Langkah Galuh terhenti, lalu menoleh kearah Mamanya.

"Pacar kamu cewek kan?" tanya Mama Shinta,sambil menatap Galuh penuh selidik.

"Cewek Ma cewek, terong Galuh masih normal, bukan terong kukusan!" Galung menekuk mukanya masam, bisa bisanya Mamanya bertanya seperti itu, ga nikah nikah bukan berarti Galuh putar haluan.

Buukkk

Galuh menjatuhkan tubuhnya di atas kasur super empuk miliknya. tangannya terbuka lebar, mata Coklat miliknya menerawang menatap langit langit kamarnya.

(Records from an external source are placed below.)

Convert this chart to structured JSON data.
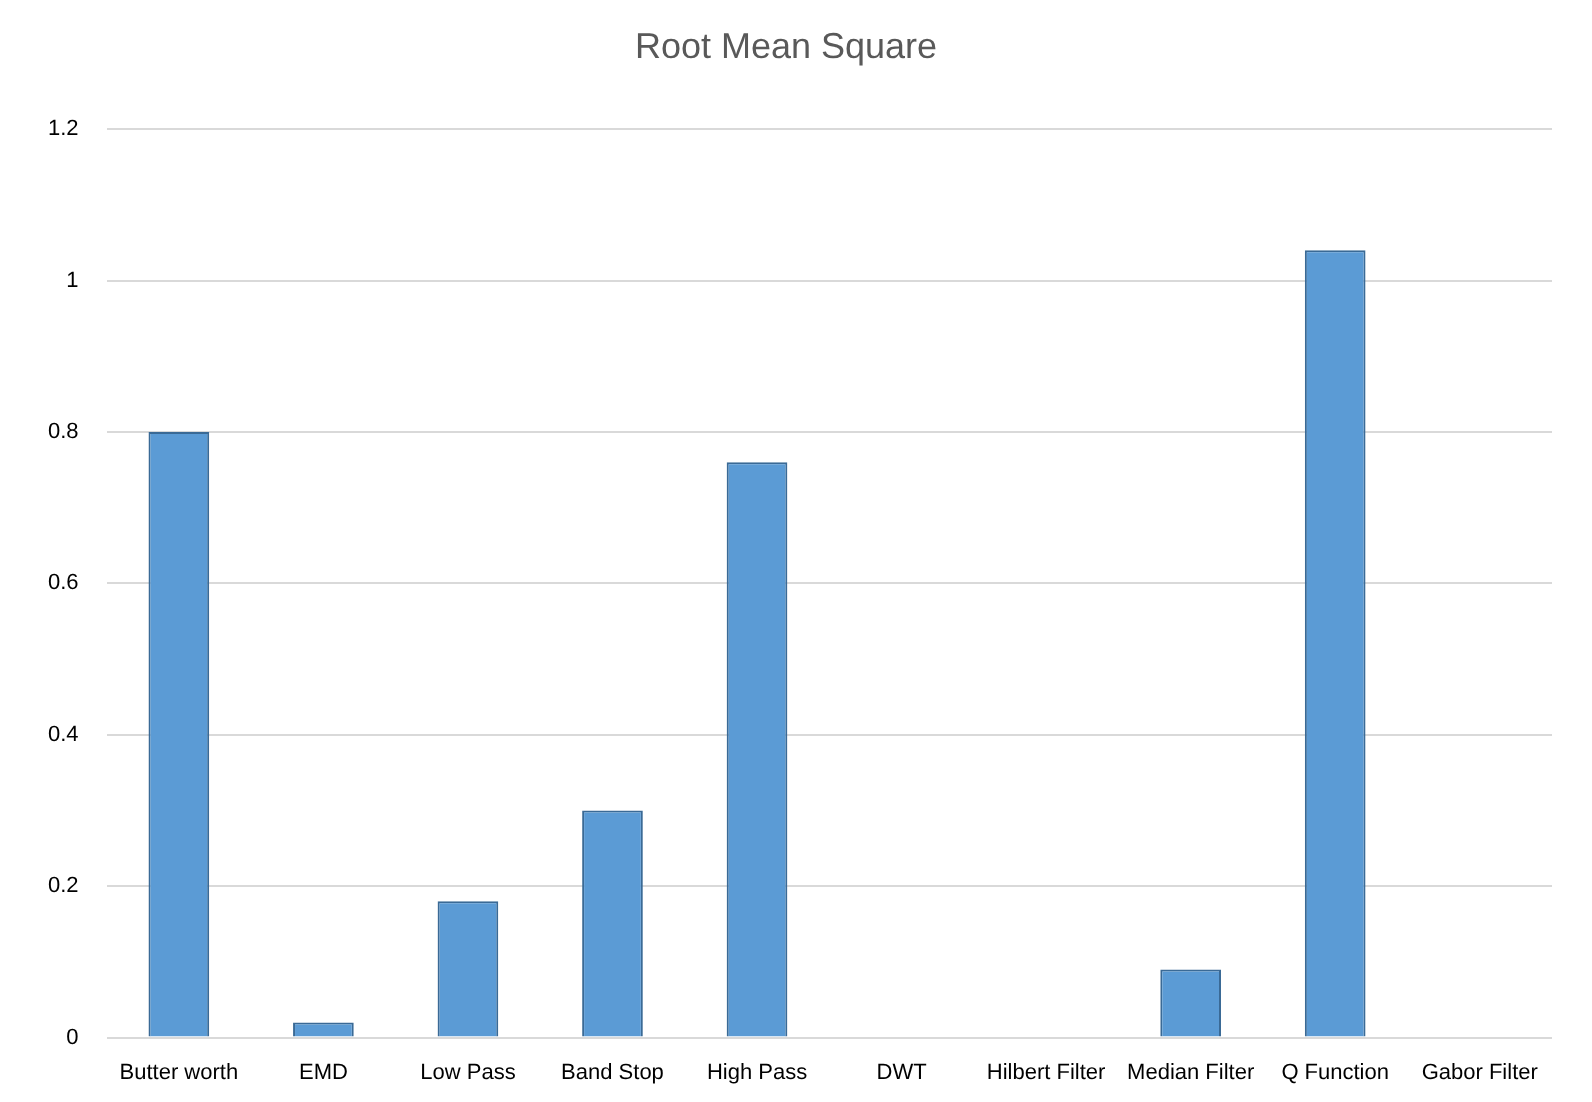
{
  "chart_data": {
    "type": "bar",
    "title": "Root Mean Square",
    "categories": [
      "Butter worth",
      "EMD",
      "Low Pass",
      "Band Stop",
      "High Pass",
      "DWT",
      "Hilbert Filter",
      "Median Filter",
      "Q Function",
      "Gabor Filter"
    ],
    "values": [
      0.8,
      0.02,
      0.18,
      0.3,
      0.76,
      0,
      0,
      0.09,
      1.04,
      0
    ],
    "color": "#5b9bd5",
    "ylim": [
      0,
      1.2
    ],
    "yticks": [
      0,
      0.2,
      0.4,
      0.6,
      0.8,
      1,
      1.2
    ],
    "grid": "y",
    "legend": false
  }
}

"Agghh.. sial. Mana bisa aku bawa cewek, cewek siapa coba, apa aku bawa cewek jadi jadian ya." Galuh memejamkan matanya, tak lama dengkuran halus terdengar dari pria itu.

Dion

Kemala tergopoh-gopoh berjalan sambil membawa rantang dan teko aluminium, tubuhnya yang tak tumbuh ke atas, nampak keberatan membawa beban di kedua tangannya. Hari ini ladang pakde panen. Kemala di mengirimkan makanan dan minuman untuk Pakde Afan.

"Kemala.. Mala!"

Merasa mendengar seseorang yang memanggilnya, Kemala mengehentikan langkah kakinya, lalu menoleh ke belakang. Benar saja seorang pria memakai celana jeans dan kaos berwarna putih dengan sepatu merek tanda centang, penampilan yang terlalu mewah untuk di pakai di desa tempat Kemala tinggal. Pria itu sedang berlari ke arahnya, tak butuh waktu lama untuk laki laki berperawakan tinggi itu menyusul langkah Kemala. Kemala menyipitkan matanya, mencoba mengenali wajah yang mulai mendekat.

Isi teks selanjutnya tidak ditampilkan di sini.